In Chef RV Manabat’s lechon kawali tutorial on Youtube, he boiled a big batch of pork belly and cooled a third overnight, froze a third, and dried the rest in the oven before frying. The difference in results between the oven-roasted batch and the other two, as you can see for yourself in the video, are astounding. Below, you can also see a huge difference between the rind of pork belly that I pricked and merely left to air-dry overnight before frying, and the rind of pork belly that I did not prick and subjected to low-and-slow roasting before a final blast of intense heat. Both styles are good; it’s simply a matter of what you prefer!

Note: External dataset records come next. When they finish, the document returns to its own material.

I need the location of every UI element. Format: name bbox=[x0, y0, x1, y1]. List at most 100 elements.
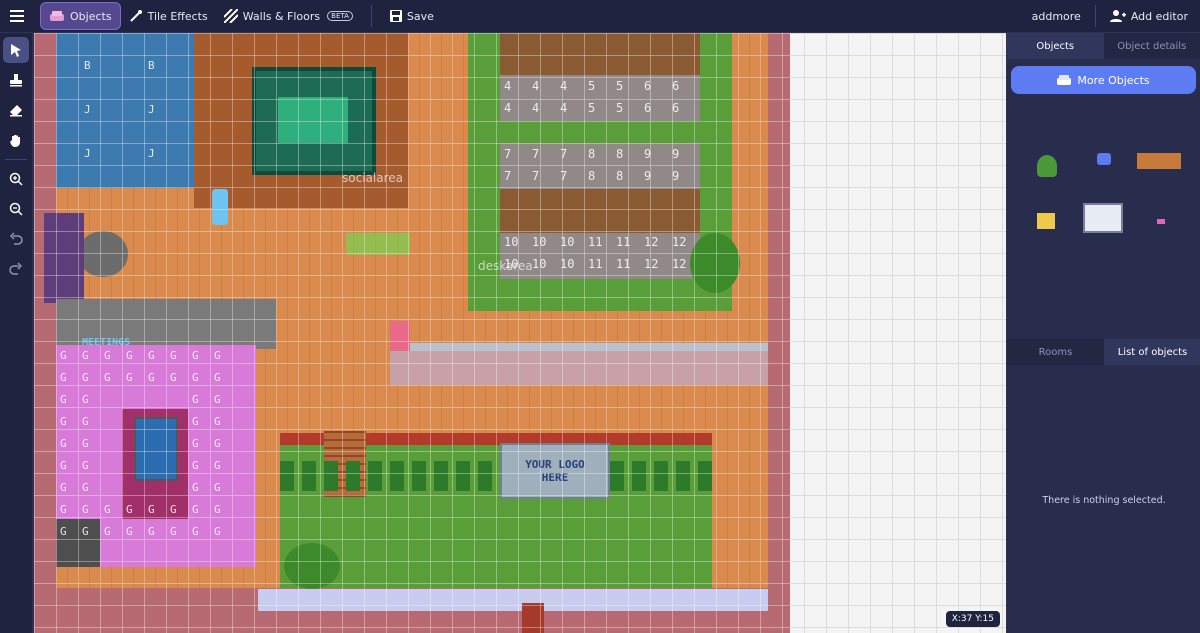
room-letter: G bbox=[214, 481, 221, 494]
desk-number: 4 bbox=[560, 101, 568, 115]
map-canvas[interactable]: YOUR LOGO HERE socialarea deskarea MEETI… bbox=[34, 33, 1006, 633]
hand-tool[interactable] bbox=[3, 127, 29, 153]
zoom-in-button[interactable] bbox=[3, 166, 29, 192]
room-letter: G bbox=[148, 525, 155, 538]
room-letter: G bbox=[82, 371, 89, 384]
room-letter: G bbox=[60, 525, 67, 538]
desk-number: 7 bbox=[560, 147, 568, 161]
add-editor-button[interactable]: Add editor bbox=[1102, 2, 1196, 30]
undo-button[interactable] bbox=[3, 226, 29, 252]
desk-number: 4 bbox=[532, 79, 540, 93]
meeting-table bbox=[278, 97, 348, 143]
room-letter: G bbox=[214, 415, 221, 428]
desk-number: 8 bbox=[616, 169, 624, 183]
more-objects-label: More Objects bbox=[1077, 73, 1150, 87]
desk-number: 10 bbox=[532, 235, 547, 249]
potted-plant-object[interactable] bbox=[1037, 155, 1057, 177]
room-letter: G bbox=[126, 503, 133, 516]
fountain bbox=[78, 231, 128, 277]
room-letter: J bbox=[84, 103, 91, 116]
tab-rooms[interactable]: Rooms bbox=[1007, 339, 1104, 365]
hatch-icon bbox=[223, 9, 238, 23]
entrance-strip bbox=[258, 589, 768, 611]
tab-object-details[interactable]: Object details bbox=[1103, 33, 1200, 59]
desk-number: 6 bbox=[644, 79, 652, 93]
room-letter: G bbox=[82, 525, 89, 538]
room-letter: G bbox=[60, 371, 67, 384]
room-letter: G bbox=[170, 349, 177, 362]
desk-numbers-zone-1 bbox=[500, 75, 700, 121]
cursor-icon bbox=[11, 44, 21, 57]
poster-object[interactable] bbox=[1037, 213, 1055, 229]
save-button[interactable]: Save bbox=[382, 2, 442, 30]
redo-icon bbox=[9, 262, 23, 275]
social-area-label: socialarea bbox=[342, 171, 403, 185]
beta-badge: BETA bbox=[327, 11, 353, 21]
room-letter: G bbox=[126, 371, 133, 384]
eraser-tool[interactable] bbox=[3, 97, 29, 123]
desk-number: 12 bbox=[672, 257, 687, 271]
desk-number: 11 bbox=[616, 257, 631, 271]
wood-desk-object[interactable] bbox=[1137, 153, 1181, 169]
object-palette bbox=[1007, 101, 1200, 331]
green-zone bbox=[346, 233, 410, 255]
room-letter: G bbox=[126, 349, 133, 362]
objects-tool-label: Objects bbox=[70, 9, 112, 23]
desk-number: 6 bbox=[672, 101, 680, 115]
room-letter: G bbox=[82, 415, 89, 428]
floppy-disk-icon bbox=[389, 10, 402, 22]
room-letter: G bbox=[82, 503, 89, 516]
empty-selection-message: There is nothing selected. bbox=[1042, 495, 1166, 506]
blue-room-floor bbox=[56, 33, 194, 188]
whiteboard-object[interactable] bbox=[1083, 203, 1123, 233]
more-objects-button[interactable]: More Objects bbox=[1011, 66, 1196, 94]
room-letter: G bbox=[170, 503, 177, 516]
desk-number: 11 bbox=[616, 235, 631, 249]
desk-number: 9 bbox=[672, 147, 680, 161]
desk-row-2 bbox=[500, 189, 700, 233]
stamp-tool[interactable] bbox=[3, 67, 29, 93]
coordinate-readout: X:37 Y:15 bbox=[945, 611, 1000, 627]
select-tool[interactable] bbox=[3, 37, 29, 63]
menu-button[interactable] bbox=[0, 2, 33, 30]
desk-number: 11 bbox=[588, 235, 603, 249]
walls-floors-button[interactable]: Walls & Floors BETA bbox=[216, 2, 361, 30]
zoom-out-icon bbox=[9, 202, 23, 216]
desk-number: 10 bbox=[532, 257, 547, 271]
room-letter: B bbox=[84, 59, 91, 72]
room-letter: G bbox=[82, 459, 89, 472]
save-label: Save bbox=[406, 9, 434, 23]
zoom-out-button[interactable] bbox=[3, 196, 29, 222]
tile-effects-button[interactable]: Tile Effects bbox=[121, 2, 216, 30]
room-letter: G bbox=[214, 371, 221, 384]
desk-number: 5 bbox=[588, 79, 596, 93]
flower-bed bbox=[44, 213, 84, 303]
room-letter: G bbox=[82, 481, 89, 494]
reception-counter bbox=[390, 343, 768, 385]
hamburger-icon bbox=[9, 10, 24, 22]
desk-row-1 bbox=[500, 33, 700, 75]
small-pink-object[interactable] bbox=[1157, 219, 1165, 224]
desk-number: 8 bbox=[588, 169, 596, 183]
room-letter: G bbox=[60, 393, 67, 406]
eraser-icon bbox=[10, 105, 22, 117]
undo-icon bbox=[9, 232, 23, 245]
room-letter: G bbox=[214, 349, 221, 362]
tab-list-of-objects[interactable]: List of objects bbox=[1104, 339, 1200, 365]
room-letter: G bbox=[104, 503, 111, 516]
desk-number: 10 bbox=[560, 257, 575, 271]
redo-button[interactable] bbox=[3, 256, 29, 282]
zoom-in-icon bbox=[9, 172, 23, 186]
hedge-row bbox=[280, 461, 712, 491]
blue-chair-object[interactable] bbox=[1097, 153, 1111, 165]
objects-tool-button[interactable]: Objects bbox=[40, 2, 121, 30]
add-user-icon bbox=[1109, 10, 1126, 22]
tab-objects[interactable]: Objects bbox=[1007, 33, 1104, 59]
desk-number: 12 bbox=[644, 257, 659, 271]
desk-number: 7 bbox=[532, 169, 540, 183]
logo-sign: YOUR LOGO HERE bbox=[500, 443, 610, 499]
room-letter: G bbox=[192, 393, 199, 406]
add-editor-label: Add editor bbox=[1130, 9, 1188, 23]
desk-number: 6 bbox=[672, 79, 680, 93]
water-cooler bbox=[212, 189, 228, 225]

Texture of rind aside, how does muu krob or lechon kawali compare to roast pork belly, such as siu yoke? It is certainly more sinful, the way all deep-fried food are, and there’s more oomph from the caramelisation on all sides. I also appreciated that the pork is seasoned all the way through rather than being seasoned just on the outside. Deep-frying does mean that the results are a tad dryer, since the slab is sliced into smaller pieces to facilitate handling, but that’s why you have sauces and dips to accompany the dish. Here are two quick ones that I whipped up:
Vinegary dip: This began as a Vietnamese nước chấm, but I spiked it with more vinegar to cut the grease and added minced red onion. Fish sauce + sugar + vinegar + water + chopped garlic + chopped bird’s eye chilli + minced red onion.
Mayonnaise dip: This is very loosely inspired by the flavour combination in sisig. Dark soy sauce + mayonnaise + lots of cracked black pepper.
Frankly, we tried to muster all of our self-control so that Wex could have some for his meals while I’m away, but we both went into such a eating frenzy that only a small portion was left. If you, however, have more self-discipline or the foresight to prepare a larger batch of crispy pork belly, leftovers keep terrifically and can be enjoyed in braised pork belly with fatt choy and mushrooms, substituted for the minced pork in pad krapao, or added to chap chye for a luxe take. I’m dreaming of crispy pork belly banh mi, so another crispy pork belly-making session is definitely in order when I’m back from Singapore!